Some of you probably thought about an approach to solve this using Metafields. Metafields are a powerful tool to attach data to pre-existing structures like products (books in our case) or blogs. Creating the author template on products using Metafields would look something like this:

It would work, but it would lead to the author data being bound to its book which would result in you having to add all the author data again every time you add a new book (or blog post). Luckily Metafields can also reference Metaobjects, so you can have the best of both worlds - the superior data organisation of Metaobjects, and the specificity of Metafields.

With Metaobjects, we can approach this by grouping 4 fields we had into one template, and every time we want to add a new author we can do so by pumping out another Metaobject instance.
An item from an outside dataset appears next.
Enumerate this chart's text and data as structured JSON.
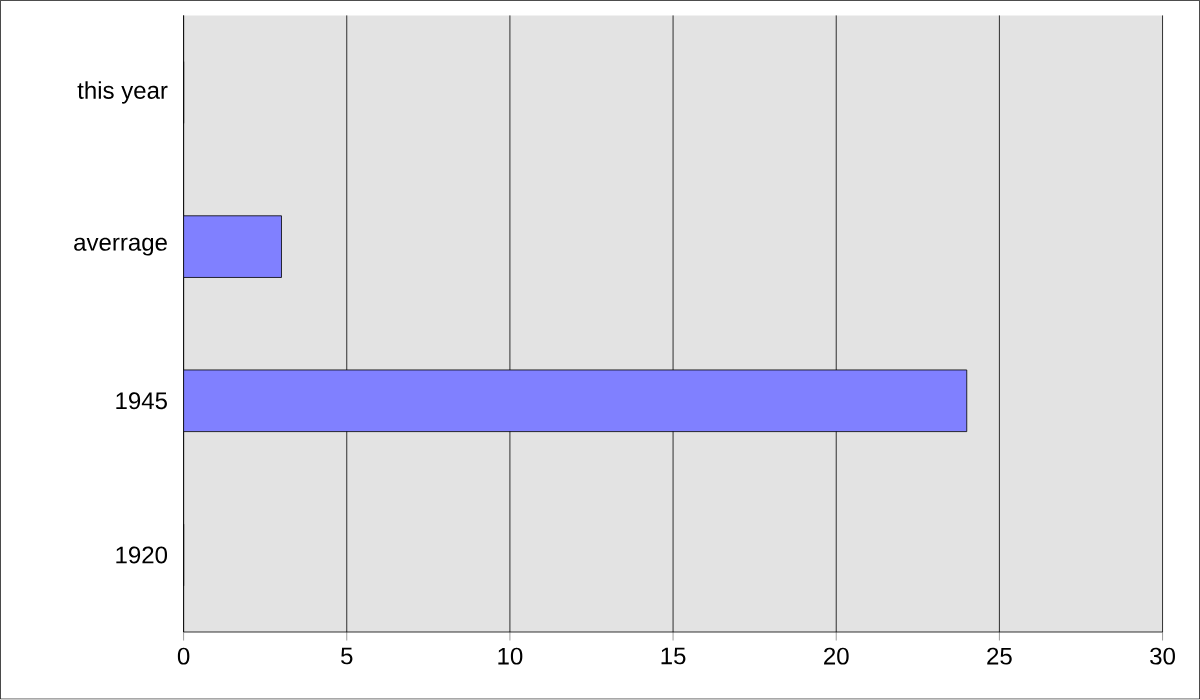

This way, adding a book whose author is already created is as easy as pointing. Also if you wanted to display the author itself this approach enables that as well, while that would be hard to do taking the other route. Editing an author’s data is also made easier this way since you can edit it in one place and it would update everywhere instead of having to go through all the author’s books and editing each one.

As you can see this fundamentally changes the position of the author. Instead of being bound to a book it is an entity that functions by itself. This is the moment when Metaobjects shine the brightest.